To contribute a symbolic regression method for benchmarking, fork the repo, make the changes listed below, and submit a pull request to the dev branch. Once your method passes the basic tests and we've reviewed it, congrats! We will plan to benchmark your method on hundreds of regression problems.

Requirements

  1. An open-source method with a scikit-learn compatible API
  2. If your method uses a random seed, it should have a random_state attribute that can be set.
  3. If your method is installable via pip or conda, add it to the environment file. Otherwise, a bash install script in experiment/methods/src/ named your-method_install.sh that installs your method. See ellyn_install.sh as an example. Our Github actions workflow will automatically recognize it.
  4. A minimal script in experiment/methods/ that defines these items:
    • est: a sklearn-compatible Regressor object
    • hyper_params : a dictionary or list of dictionaries specifying the hyperparameter search space
    • model(est): a function that returns a sympy-compatible string specifying the final model.
    • (optional): a dictionary named eval_kwargs that can specify method-specific arguments to evaluate_model(). See the experiment/methods/AFPRegressor.py and/or other methods in that folder for examples.

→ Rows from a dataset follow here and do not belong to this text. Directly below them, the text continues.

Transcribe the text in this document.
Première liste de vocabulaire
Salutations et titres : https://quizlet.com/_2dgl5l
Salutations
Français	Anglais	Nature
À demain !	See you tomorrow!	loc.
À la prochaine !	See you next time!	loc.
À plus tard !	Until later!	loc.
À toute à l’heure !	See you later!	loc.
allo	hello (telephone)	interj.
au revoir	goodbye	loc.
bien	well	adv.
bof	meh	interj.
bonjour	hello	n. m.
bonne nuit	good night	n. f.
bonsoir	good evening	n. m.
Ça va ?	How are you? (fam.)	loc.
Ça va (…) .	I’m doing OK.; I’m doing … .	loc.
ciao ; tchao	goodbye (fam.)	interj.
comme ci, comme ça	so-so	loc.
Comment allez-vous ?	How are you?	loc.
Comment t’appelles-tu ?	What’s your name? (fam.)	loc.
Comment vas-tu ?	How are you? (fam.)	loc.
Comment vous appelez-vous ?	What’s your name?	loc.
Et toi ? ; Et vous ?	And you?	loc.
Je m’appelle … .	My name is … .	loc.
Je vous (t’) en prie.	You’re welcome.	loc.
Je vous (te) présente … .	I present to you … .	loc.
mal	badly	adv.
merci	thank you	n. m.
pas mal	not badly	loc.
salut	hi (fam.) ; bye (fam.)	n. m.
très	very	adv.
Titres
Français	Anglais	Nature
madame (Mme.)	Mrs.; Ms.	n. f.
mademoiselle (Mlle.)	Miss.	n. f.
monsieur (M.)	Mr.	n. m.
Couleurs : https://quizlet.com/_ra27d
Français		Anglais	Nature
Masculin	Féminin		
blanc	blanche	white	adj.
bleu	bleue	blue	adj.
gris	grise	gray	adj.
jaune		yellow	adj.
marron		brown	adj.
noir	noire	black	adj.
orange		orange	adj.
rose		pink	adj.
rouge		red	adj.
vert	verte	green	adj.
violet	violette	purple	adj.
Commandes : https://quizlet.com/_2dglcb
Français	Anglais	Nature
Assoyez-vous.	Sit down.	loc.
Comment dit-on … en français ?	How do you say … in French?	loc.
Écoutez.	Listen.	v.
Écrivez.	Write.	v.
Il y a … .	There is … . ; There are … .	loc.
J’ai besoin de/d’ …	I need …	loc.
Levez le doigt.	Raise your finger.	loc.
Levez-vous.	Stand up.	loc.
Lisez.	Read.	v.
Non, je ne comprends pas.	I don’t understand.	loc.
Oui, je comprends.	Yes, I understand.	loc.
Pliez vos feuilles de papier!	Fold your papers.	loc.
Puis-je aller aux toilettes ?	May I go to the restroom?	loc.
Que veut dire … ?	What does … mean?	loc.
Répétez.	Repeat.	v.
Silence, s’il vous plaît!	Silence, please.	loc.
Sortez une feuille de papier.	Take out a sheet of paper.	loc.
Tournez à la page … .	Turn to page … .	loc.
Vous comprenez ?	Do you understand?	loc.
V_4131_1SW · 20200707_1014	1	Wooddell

Returning a sympy compatible model string

In order to check for exact solutions to problems with known, ground-truth models, each SR method returns a model string that can be manipulated in sympy. Assure the returned model meets these requirements:

  1. The variable names appearing in the model are identical to those in the training data.
  2. The operators/functions in the model are available in sympy's function set. If they are not, they need to be defined in the model's script and referenced appropriately in the model() function, so that sympy can find them.

We are still working out how to handle operators uniformly and appropriately, and currently rely on experiment/symbolic_utils.py to post-process models.
However, new additions to the repo should not require post-processing for compatibility. See issue #58 for more details.